PDB files are like GenBank records, in that they are human-readable
ASCII flat files. The text conforms to a
specific format, so computer programs may be written to extract the
information. PDB is organized with one structure per file, unlike
Genbank, which is distributed with many records in each
"library" file.
Bioinformaticians who work extensively with PDB files report that
there are serious problems with the consistency of the PDB format.
For instance, as the field has advanced and the data format has
evolved to meet new knowledge requirements, some of the older files
have become out of date, and efforts are underway to address the
uniformity of PDB data. Until these efforts are complete and a new
data format is developed, inconsistencies in the current data format
are a challenge programmers have to face. If you do a lot of
programming with PDB files, you'll find many inconsistencies
and errors in the data, especially in the older files. Plus, many
parsing tools that work well on newer files perform poorly on older
files.
As you become a more experienced programmer, these and other issues
the PDB faces become more important. For instance, as PDB evolves,
the code you write to interact with it must also evolve; you must
always maintain your code with an eye on how the rest of the world is
changing.
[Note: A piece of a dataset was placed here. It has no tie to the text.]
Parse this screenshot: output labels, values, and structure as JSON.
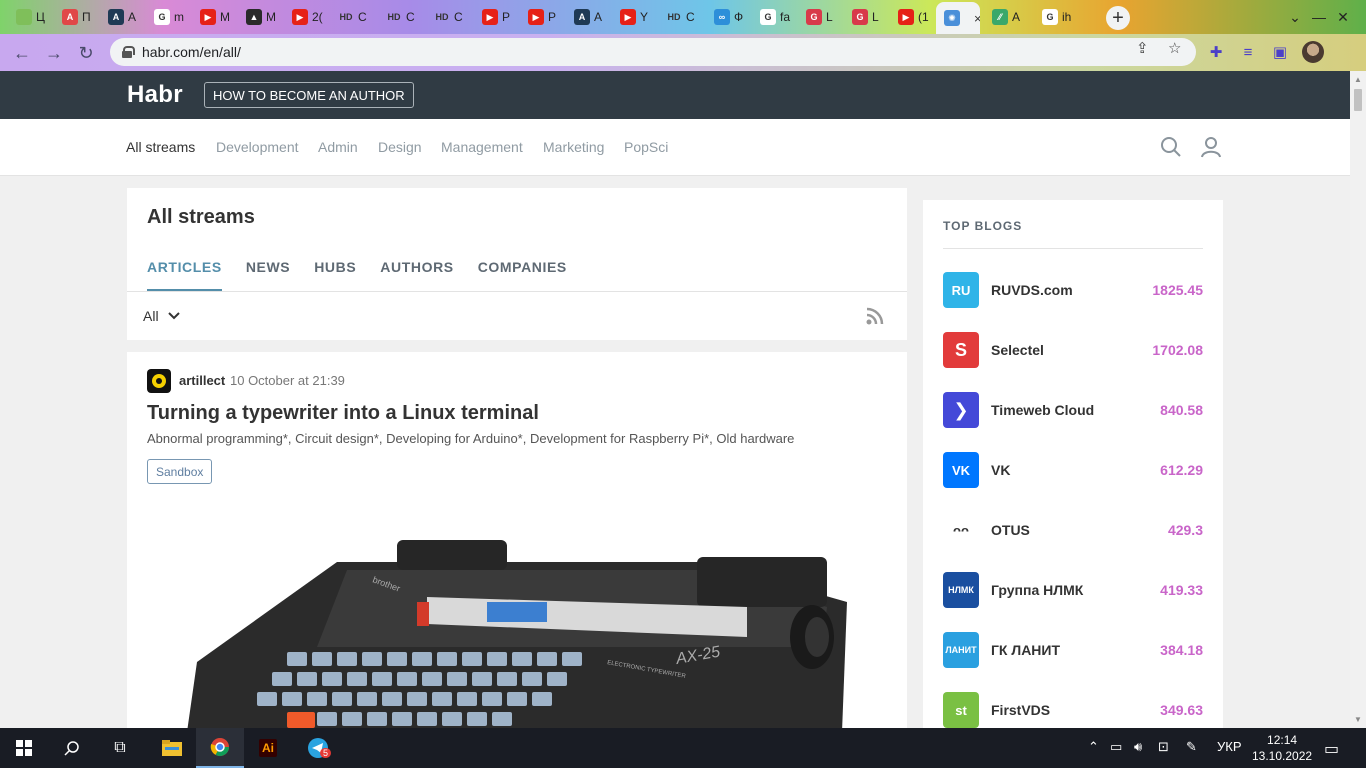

As links between databases become better supported, your
code will take advantage of the new opportunities the links provide.
With new standards of data storage becoming established, your code
will have to evolve to include them.
The PDB web site contains a wealth of information on how to download
all the files. They are also conveniently distributed—and at no
cost—on a set of CDs, which is a real advantage for those
lacking high-throughput Internet connections.